Seguire la rotta del petrolio è forse la guida migliore per comprendere i piani del segretario di Stado, Rex Tillerson, nel suo giro – anche mediatico – per l’America Latina.
L’ ex direttore della multinazionale Exxon Mobil, Tillerson ha trascorso più di quattro decenni della sua vita guardando il mondo attraverso il prisma dell’oro nero. È cambiato poco da quando è giunto a Washington grazie al magnate di Nuova York Donald Trump e senza esperienza precedente negli incarichi pubblici.
La nuova strategia di Sicurezza Nazionale degli Stati Uniti pubblicata nel dicembre dell’anno scorso stabilisce tra le sue priorità il «Dominio Energetico».
La nuova gestione della Casa Bianca ‘immagina gi Stati Uniti nel 2040 come i principali produttori di idrocarburi del mondo e leaders di una rete energetica dal Canada al Cile. Questo lo ha detto Tillerson lo scorso giovedì 1 febbraio, nell’ Università del Texas, ad Austin.
Hanno però un’ostacolo nel loro cammino: il Venezuela, il paese con le maggiori riserve sicure di petrolio del pianeta, dove c’è una Rivoluzione bolivariana.
Ad Austin, poco prima di partire per l’America Latina, il Segretario di Stato ha dettagliato i suoi obiettivi.
Ha detto che era ora che i paesi della regione prendano posizione chiaramente a favore della dissoluzione del governo venezuelano, eletto democraticamente ed ha persino chiamato l’esercito di questo paese ad organizzarsi contro le autorità costituzionali.
Tillerson ha una vecchia spina contro Caracas dalla sua epoca nella Exxon Mobil. Quando Chávez nazionalizzò l’industria petrolifera nel 2007, la sua compagnia respinse le condizioni d’indennizzo per i contratti del Cerro Negro, nella conca dell’Orinoco. È sempre lì la draconiana domanda di 1 400 milioni di dollari di pagamento delle presunte perdite.
Ora, dal Dipartimento di Stado, sembra deciso a riscuotere la vendetta.
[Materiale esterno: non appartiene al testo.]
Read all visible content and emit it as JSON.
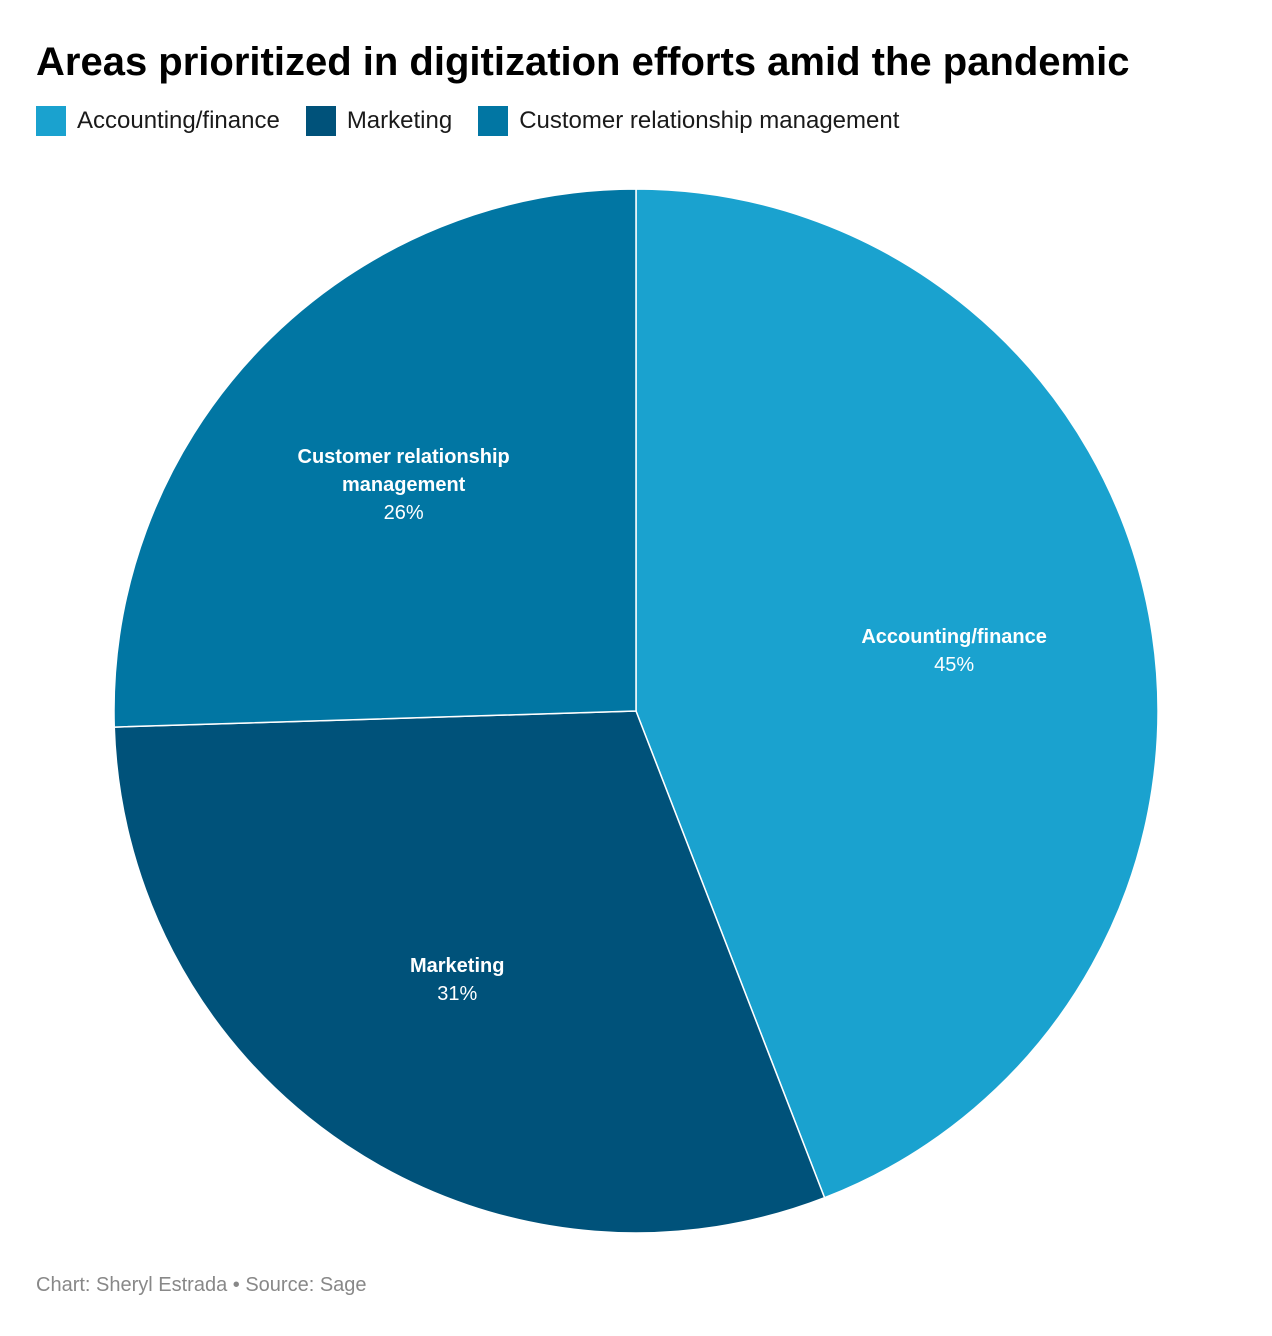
{
  "chart_data": {
    "type": "pie",
    "title": "Areas prioritized in digitization efforts amid the pandemic",
    "legend_position": "top-left",
    "categories": [
      "Accounting/finance",
      "Marketing",
      "Customer relationship management"
    ],
    "values": [
      45,
      31,
      26
    ],
    "value_labels": [
      "45%",
      "31%",
      "26%"
    ],
    "slice_labels": [
      [
        "Accounting/finance"
      ],
      [
        "Marketing"
      ],
      [
        "Customer relationship",
        "management"
      ]
    ],
    "colors": [
      "#1aa2cf",
      "#00527a",
      "#0176a3"
    ]
  },
  "footer": {
    "credit": "Chart: Sheryl Estrada",
    "separator": "•",
    "source": "Source: Sage"
  }
}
Durante una conferenza stampa in Argentina, la sua seconda tappa latinoamericana, dopo il Messico, Tillerson ha lasciato aperta la possibilità di un blocco petrolifero contro Caracas, le cui conseguenze si farebbero sentire non solo in Venezuela, ma nel mercato internazionale.
Però, se gli Stati Uniti sono il più forte cliente individuale del petrolio venezuelano con 800.000 barili al giorno, le cifredisponibili del 2016 illustrano che Caracas dirige verso l’Asia più della metà delle sue esportazioni totali di idrocarburi.
Questa tendenza non è esclusiva dela la nazione. La Cina è il primo mercato di destinazione delle esportazioni del Brasile e del Cile, e il secondo di paesi come Perù, Cuba e Costa Rica.
Il giro geopolitico verso altri attori emergenti come il gigante asiatico e la Russia toglie il sonno a Washington.
Non è per caso che Tillerson ha rispolverato la Dottrina Monroe del XIX secolo e ha detto che l’America Latina non necessita «nuovi poteri imperiali».
Si potrebbe essere d’accordo con questa affermazione se non implicasse – come invece fa – l’accettazione del potere imperiale statunitense.
Il Segretario di Stato è giunto lunedì 5 in Perù, e oggi è partito per la Giamaica.
Tra i suoi piani il coordinamento della partecipazione degli Stati Uniti al VIII Vertice delle Americhe che si svolgerà nel mese d’aprile a Lima.